Modern Indian Art
15th - 16th Oct, 2016
Winning Bid
Signed & Dated : Bottom Left
Illustrated are three views of the sculpture
Published : Cover of Sensibility Objectified, The Sculptures of Sarbari Roy
Choudhury by R Siva Kumar, Lalit Kala Academi, pg.99
8 Bengal Masters, Miracles of Existance by Soumik Nandy
Majumdar, pg.65
Provenance : From an prominent Kolkata based collection, artwork was
acquired directly from the artist.
Height of the figure - 6ft
Sarbari Roy was born in 1933 in Ulpur, (now Bangladesh).

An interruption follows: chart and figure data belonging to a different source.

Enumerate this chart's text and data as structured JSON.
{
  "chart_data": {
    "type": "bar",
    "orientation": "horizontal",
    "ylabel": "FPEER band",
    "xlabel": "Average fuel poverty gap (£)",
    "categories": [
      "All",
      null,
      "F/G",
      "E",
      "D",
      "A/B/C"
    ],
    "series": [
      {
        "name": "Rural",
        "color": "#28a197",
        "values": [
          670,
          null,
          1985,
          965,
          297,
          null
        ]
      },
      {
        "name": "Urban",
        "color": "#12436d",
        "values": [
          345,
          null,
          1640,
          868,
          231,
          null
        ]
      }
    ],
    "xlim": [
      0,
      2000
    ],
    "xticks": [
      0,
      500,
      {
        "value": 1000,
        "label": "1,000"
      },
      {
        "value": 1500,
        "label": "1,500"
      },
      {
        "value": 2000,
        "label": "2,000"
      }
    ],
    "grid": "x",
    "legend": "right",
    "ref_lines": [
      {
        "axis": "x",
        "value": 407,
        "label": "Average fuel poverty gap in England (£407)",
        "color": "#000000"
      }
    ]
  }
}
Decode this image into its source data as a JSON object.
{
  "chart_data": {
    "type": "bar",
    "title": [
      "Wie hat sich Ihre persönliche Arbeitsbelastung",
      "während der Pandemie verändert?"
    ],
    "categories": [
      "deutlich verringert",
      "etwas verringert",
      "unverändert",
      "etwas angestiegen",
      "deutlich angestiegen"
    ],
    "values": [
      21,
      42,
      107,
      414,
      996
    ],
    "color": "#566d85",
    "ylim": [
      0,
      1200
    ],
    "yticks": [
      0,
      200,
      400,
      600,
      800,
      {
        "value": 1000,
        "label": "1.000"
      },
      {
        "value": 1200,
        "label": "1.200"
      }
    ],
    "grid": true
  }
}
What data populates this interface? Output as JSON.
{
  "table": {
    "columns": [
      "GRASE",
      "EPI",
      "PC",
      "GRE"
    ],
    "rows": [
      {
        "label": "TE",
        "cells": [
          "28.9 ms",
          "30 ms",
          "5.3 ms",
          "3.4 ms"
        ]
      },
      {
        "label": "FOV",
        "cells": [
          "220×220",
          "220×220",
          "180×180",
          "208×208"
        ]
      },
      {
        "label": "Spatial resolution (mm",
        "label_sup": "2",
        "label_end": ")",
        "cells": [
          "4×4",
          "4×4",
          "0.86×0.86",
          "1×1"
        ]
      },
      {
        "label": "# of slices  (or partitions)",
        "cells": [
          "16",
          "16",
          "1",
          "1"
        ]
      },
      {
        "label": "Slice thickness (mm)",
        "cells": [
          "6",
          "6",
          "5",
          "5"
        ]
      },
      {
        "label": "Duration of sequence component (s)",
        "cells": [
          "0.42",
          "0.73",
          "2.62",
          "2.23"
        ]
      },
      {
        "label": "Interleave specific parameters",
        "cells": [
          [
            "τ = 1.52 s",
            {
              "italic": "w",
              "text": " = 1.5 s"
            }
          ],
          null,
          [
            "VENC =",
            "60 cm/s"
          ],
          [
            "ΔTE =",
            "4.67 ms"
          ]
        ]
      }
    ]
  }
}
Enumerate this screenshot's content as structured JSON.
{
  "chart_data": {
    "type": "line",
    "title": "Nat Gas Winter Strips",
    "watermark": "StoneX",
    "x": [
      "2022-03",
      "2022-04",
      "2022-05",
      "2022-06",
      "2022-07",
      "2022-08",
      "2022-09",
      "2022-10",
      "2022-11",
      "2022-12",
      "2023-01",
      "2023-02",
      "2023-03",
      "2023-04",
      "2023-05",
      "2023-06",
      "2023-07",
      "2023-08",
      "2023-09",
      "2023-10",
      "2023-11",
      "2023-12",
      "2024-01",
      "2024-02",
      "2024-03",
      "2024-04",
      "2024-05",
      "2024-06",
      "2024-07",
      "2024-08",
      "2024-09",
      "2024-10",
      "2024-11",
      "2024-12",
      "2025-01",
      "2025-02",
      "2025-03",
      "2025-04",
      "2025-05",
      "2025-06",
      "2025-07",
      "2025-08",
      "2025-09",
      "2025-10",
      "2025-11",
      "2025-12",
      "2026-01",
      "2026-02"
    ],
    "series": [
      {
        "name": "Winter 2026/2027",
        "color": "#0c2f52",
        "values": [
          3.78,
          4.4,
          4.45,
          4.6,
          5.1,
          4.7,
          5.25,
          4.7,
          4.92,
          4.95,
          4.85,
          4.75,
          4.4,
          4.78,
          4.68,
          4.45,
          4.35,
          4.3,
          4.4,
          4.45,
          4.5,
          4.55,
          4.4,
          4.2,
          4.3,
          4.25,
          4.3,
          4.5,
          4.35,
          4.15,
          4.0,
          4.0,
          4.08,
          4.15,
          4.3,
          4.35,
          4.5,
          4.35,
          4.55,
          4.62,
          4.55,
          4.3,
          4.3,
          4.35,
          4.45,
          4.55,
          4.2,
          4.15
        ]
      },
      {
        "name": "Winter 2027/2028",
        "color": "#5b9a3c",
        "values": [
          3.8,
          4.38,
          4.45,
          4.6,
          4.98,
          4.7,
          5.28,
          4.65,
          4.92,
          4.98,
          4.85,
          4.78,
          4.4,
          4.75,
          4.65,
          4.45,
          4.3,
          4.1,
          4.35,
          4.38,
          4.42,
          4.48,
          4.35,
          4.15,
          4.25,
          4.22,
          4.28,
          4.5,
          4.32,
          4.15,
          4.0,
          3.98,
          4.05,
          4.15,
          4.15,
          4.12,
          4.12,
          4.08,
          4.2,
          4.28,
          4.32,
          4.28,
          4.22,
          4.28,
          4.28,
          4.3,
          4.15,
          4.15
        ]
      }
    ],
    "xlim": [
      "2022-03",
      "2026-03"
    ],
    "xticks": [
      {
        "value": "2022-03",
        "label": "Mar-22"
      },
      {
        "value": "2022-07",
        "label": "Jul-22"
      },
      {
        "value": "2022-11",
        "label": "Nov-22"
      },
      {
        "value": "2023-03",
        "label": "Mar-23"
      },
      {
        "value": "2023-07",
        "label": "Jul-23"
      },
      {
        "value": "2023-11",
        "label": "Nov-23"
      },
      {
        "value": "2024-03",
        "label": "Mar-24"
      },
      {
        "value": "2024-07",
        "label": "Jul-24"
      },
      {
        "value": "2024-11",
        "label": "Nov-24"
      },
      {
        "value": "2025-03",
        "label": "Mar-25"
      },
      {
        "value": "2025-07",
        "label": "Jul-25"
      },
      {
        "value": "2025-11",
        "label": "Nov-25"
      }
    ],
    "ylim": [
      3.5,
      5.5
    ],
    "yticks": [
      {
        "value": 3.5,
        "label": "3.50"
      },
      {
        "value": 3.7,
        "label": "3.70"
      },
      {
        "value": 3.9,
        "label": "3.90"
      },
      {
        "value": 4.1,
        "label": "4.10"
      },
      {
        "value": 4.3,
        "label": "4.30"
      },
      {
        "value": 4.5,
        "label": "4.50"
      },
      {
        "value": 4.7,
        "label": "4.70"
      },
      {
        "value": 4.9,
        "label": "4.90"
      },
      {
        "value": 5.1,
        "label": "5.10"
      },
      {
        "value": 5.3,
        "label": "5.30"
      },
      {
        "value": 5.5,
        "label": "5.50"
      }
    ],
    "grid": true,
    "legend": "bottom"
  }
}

He graduated from the Government College of Art and Craft, Kolkata in 1956. He studied and trained under sculptors Prodosh Dasgupta and Sankho Chaudhuri at the M.S. University, Baroda. Between 1960 and 1962, he served as the Head of the Department of Sculpture at the Indian Art College, Kolkata. He appreciated Indian Classical music and his works were abstract in nature. It was a result of his travels to the Academia de Belle Arti, Florence, in 1962, where he met Giacometti and Henry Moore, who along with Sankho Chaudhuri had a strong influence on his style. His ingenious style is a combined blend of utmost realism, cubism and innovative abstraction. Roy Chowdhury has won several awards including the Gagan-Abani Puraskar from Visva Bharati University, Santiniketan, in 2004, and the Abanindra Puraskar from the Government of West Bengal in 2005. He has exhibited his works at several group and solo shows, the most recent of which was a retrospective entitled ‘Sensibility Objectified – The Sculptures of Sarbari Roy Chowdhury’ in May 2009 in New Delhi. The idiosyncratic artist passed away in 2012.